"Why, he came sneaking around here last night about nine-o'clock while you people were in the music room listening to Lord Launcelot play the mandolin, and he said he was boarding at the village inn under an assumed name——"
"And those rabbit-headed constables there couldn't recognize him!" growled Holmes, shaking his fist. "But did Budd tell you when he expects to collect the cuff-buttons from his dupes here and make a get-away!"
"Yes," replied Donald, "he said he would come for them to-morrow, Friday, morning, and he didn't seem to mind it when I told him that Mr. Hemlock Holmes had gotten back the first seven cuff-buttons, either; for he claimed he could swipe 'em all again, anyhow. Said that you were only a big bluff."
"Oh, I am, am I! Well, I can tell you that Mr. W. X. Budd, of Melbourne, Australia, will find to-morrow to be a darned unlucky Friday for him, all right. Now we'll just go into the library, where the Earl is probably indulging his great taste for literature by reading the labels on the wine-bottles, and we'll tell him how his good man Donald fell from grace through the wiles of an Australian thief. So, front and center, Scotty; forward, march!"
With these words Holmes waved smilingly to Louis, the chef, as a sign of what his friend Hicks could expect when Holmes the detective should collar him for the ninth cuff-button, and then he and I accompanied the scared footman into the presence of the Earl.
"Well, now what?" inquired the noble master of the castle, putting down a copy of London Punch on the library table, and turning to inspect the arrivals. "Don't tell me that that little cuss from Balmoral Palace there has been caught with any of my ancestral gems on him!"
"But I will tell you, anyhow, George, because it's the sad and undoubted truth," answered Holmes, as he handed over the eighth missing bauble to His Lordship, took out a cigarette, and lit it. "The time is now 9:15 [a. m.], and I herewith present you with eight-elevenths of your stolen property, trusting to have the other three-elevenths recovered for you before the sun goes down. As the old Roman Emperor Titus, or somebody, used to say:
"Count that day lost whose low descending sun
Views from thy hand no diamond-capture done!"

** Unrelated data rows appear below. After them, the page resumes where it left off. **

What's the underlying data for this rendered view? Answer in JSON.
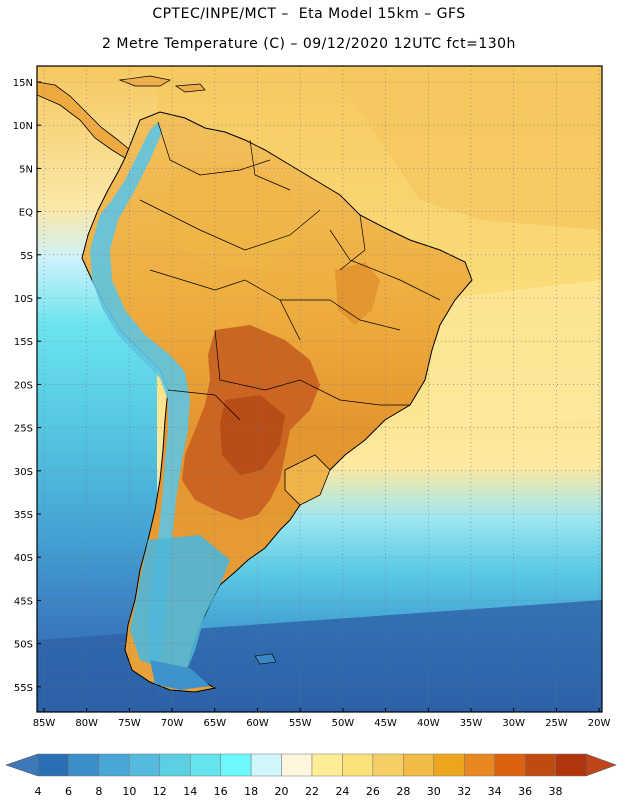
{
  "title": {
    "line1": "CPTEC/INPE/MCT –  Eta Model 15km – GFS",
    "line2": "2 Metre Temperature (C) – 09/12/2020 12UTC fct=130h"
  },
  "lat_labels": [
    "15N",
    "10N",
    "5N",
    "EQ",
    "5S",
    "10S",
    "15S",
    "20S",
    "25S",
    "30S",
    "35S",
    "40S",
    "45S",
    "50S",
    "55S"
  ],
  "lon_labels": [
    "85W",
    "80W",
    "75W",
    "70W",
    "65W",
    "60W",
    "55W",
    "50W",
    "45W",
    "40W",
    "35W",
    "30W",
    "25W",
    "20W"
  ],
  "colorbar": {
    "labels": [
      "4",
      "6",
      "8",
      "10",
      "12",
      "14",
      "16",
      "18",
      "20",
      "22",
      "24",
      "26",
      "28",
      "30",
      "32",
      "34",
      "36",
      "38"
    ],
    "colors": [
      "#3d78b8",
      "#2a6eb4",
      "#3a8fc8",
      "#49a6d6",
      "#55bade",
      "#5ccfe3",
      "#66e3ec",
      "#6cf8fc",
      "#cef6fb",
      "#fdf6dc",
      "#fdee96",
      "#fbe17a",
      "#f5cf63",
      "#f1bb45",
      "#eda51e",
      "#e88720",
      "#dc6210",
      "#c04a10",
      "#b3350d",
      "#c0451a"
    ]
  },
  "map": {
    "ocean_north_color": "#f7cf6a",
    "ocean_warm_color": "#fbe38a",
    "ocean_mid_color": "#5bc9e3",
    "ocean_south_color": "#2c64a8",
    "land_color": "#eead3e",
    "land_hot_color": "#c85f1c",
    "andes_color": "#63c6e4",
    "patagonia_color": "#4ab4d6"
  }
}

"Eh, what? Well, by thunder, this is getting to be something fierce!" commented the Earl as he took the cuff-button from Holmes and stowed it away in his vest-pocket, "not the recovery of them, which I welcome, but the melancholy fact that I have been betrayed now by no less than, seven different people in whom I have reposed confidence,—my own wife, my secretary, my coachman, my second cook, my second gardener, and now by both my footmen! I wonder who is going to be the next guilty miscreant!"
And the Earl scratched his head with perplexity.